Alleged targets of the defamation campaign included then-active players including Lionel Messi and Gerard Piqué, former players such as Xavi, Carles Puyol and Pep Guardiola, and other influential figures in the club's management including Víctor Font (a potential rival for the presidency of the club), Joan Laporta and Jaume Roures. Further alleged targets included political figures and organisations associated with the Catalan independence movement such as Quim Torra, Carles Puigdemont, Òmnium Cultural, the Assemblea Nacional Catalana and the Democratic Tsunami.

==Timeline of events==
Initially, Barcelona FC's board of directors denied hiring I3 Ventures for any social media campaigns aimed at enhancing the image of the board or targeting others. However, on the same day that the case was publicised, club president Bartomeu announced the termination of the club's contract with I3 Ventures. He acknowledged that the company's contract with the club had been in place since 2017, but according to his statements on the matter the purpose of the contract was to monitor information published about the club on social media.

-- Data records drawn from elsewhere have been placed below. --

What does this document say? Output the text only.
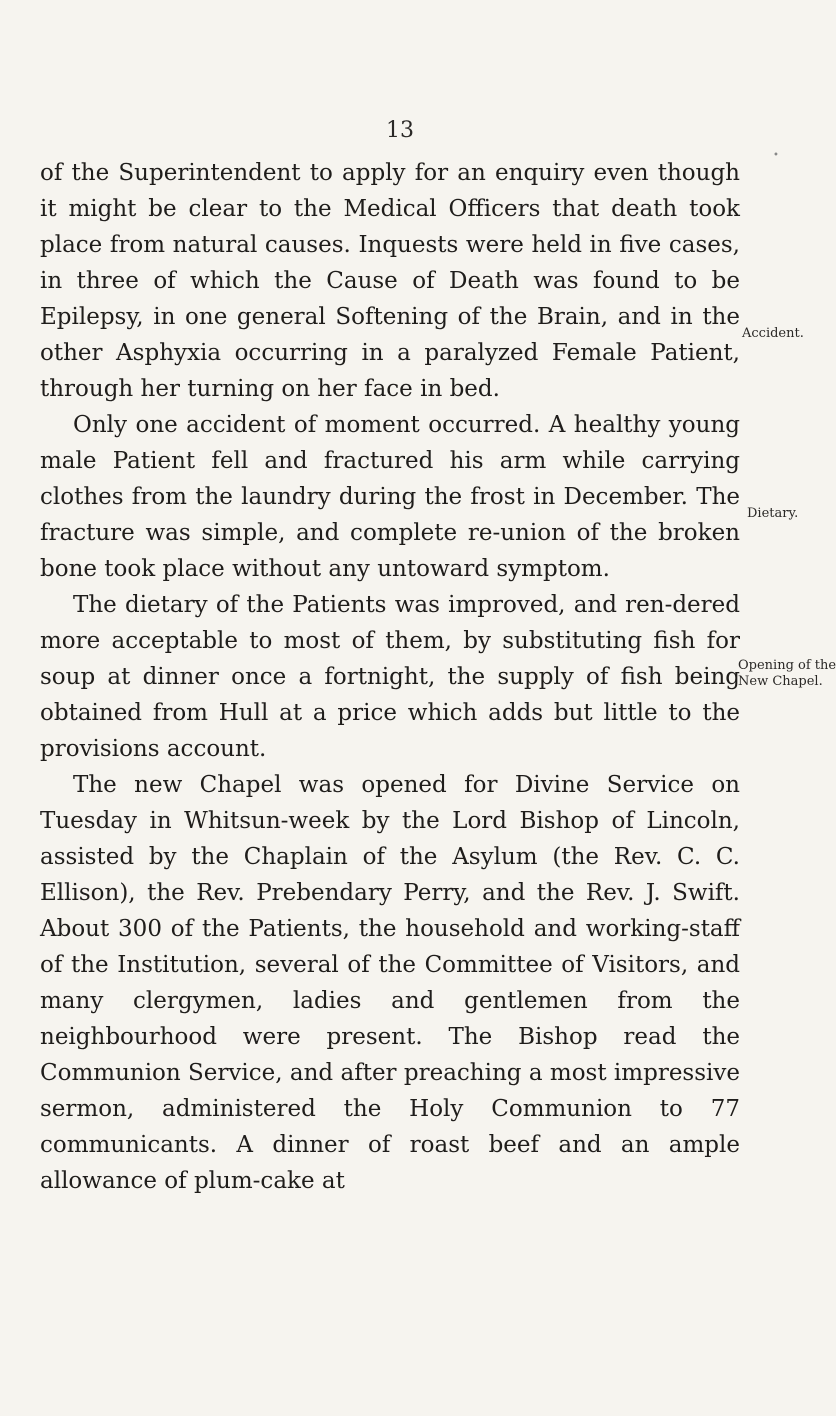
13
•

of the Superintendent to apply for an enquiry even though it might be clear to the Medical Officers that death took place from natural causes. Inquests were held in five cases, in three of which the Cause of Death was found to be Epilepsy, in one general Softening of the Brain, and in the other Asphyxia occurring in a paralyzed Female Patient, through her turning on her face in bed.

Only one accident of moment occurred. A healthy young male Patient fell and fractured his arm while carrying clothes from the laundry during the frost in December. The fracture was simple, and complete re-union of the broken bone took place without any untoward symptom.

The dietary of the Patients was improved, and ren-dered more acceptable to most of them, by substituting fish for soup at dinner once a fortnight, the supply of fish being obtained from Hull at a price which adds but little to the provisions account.

The new Chapel was opened for Divine Service on Tuesday in Whitsun-week by the Lord Bishop of Lincoln, assisted by the Chaplain of the Asylum (the Rev. C. C. Ellison), the Rev. Prebendary Perry, and the Rev. J. Swift. About 300 of the Patients, the household and working-staff of the Institution, several of the Committee of Visitors, and many clergymen, ladies and gentlemen from the neighbourhood were present. The Bishop read the Communion Service, and after preaching a most impressive sermon, administered the Holy Communion to 77 communicants. A dinner of roast beef and an ample allowance of plum-cake at

Accident.
Dietary.
Opening of the
New Chapel.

On 1 March 2021, Catalan police raided the club's offices in a search and seizure operation; in addition, Bartomeu, his adviser Jaume Masferrer, CEO Oscar Grau and Head of Legal Services Roman Gomez Bonti were arrested. Bartomeu admitted that he had hired I3 Ventures to improve Barcelona's image on social media, but denied that he intended to damage the reputation of individuals. The social media company was paid €980,000 for the campaign. On the same day, FC Barcelona released a statement in which they declared that the information and documentation requested by the police force related strictly to the case in question, pertaining to "the cont[r]acting of monitoring services on social networks".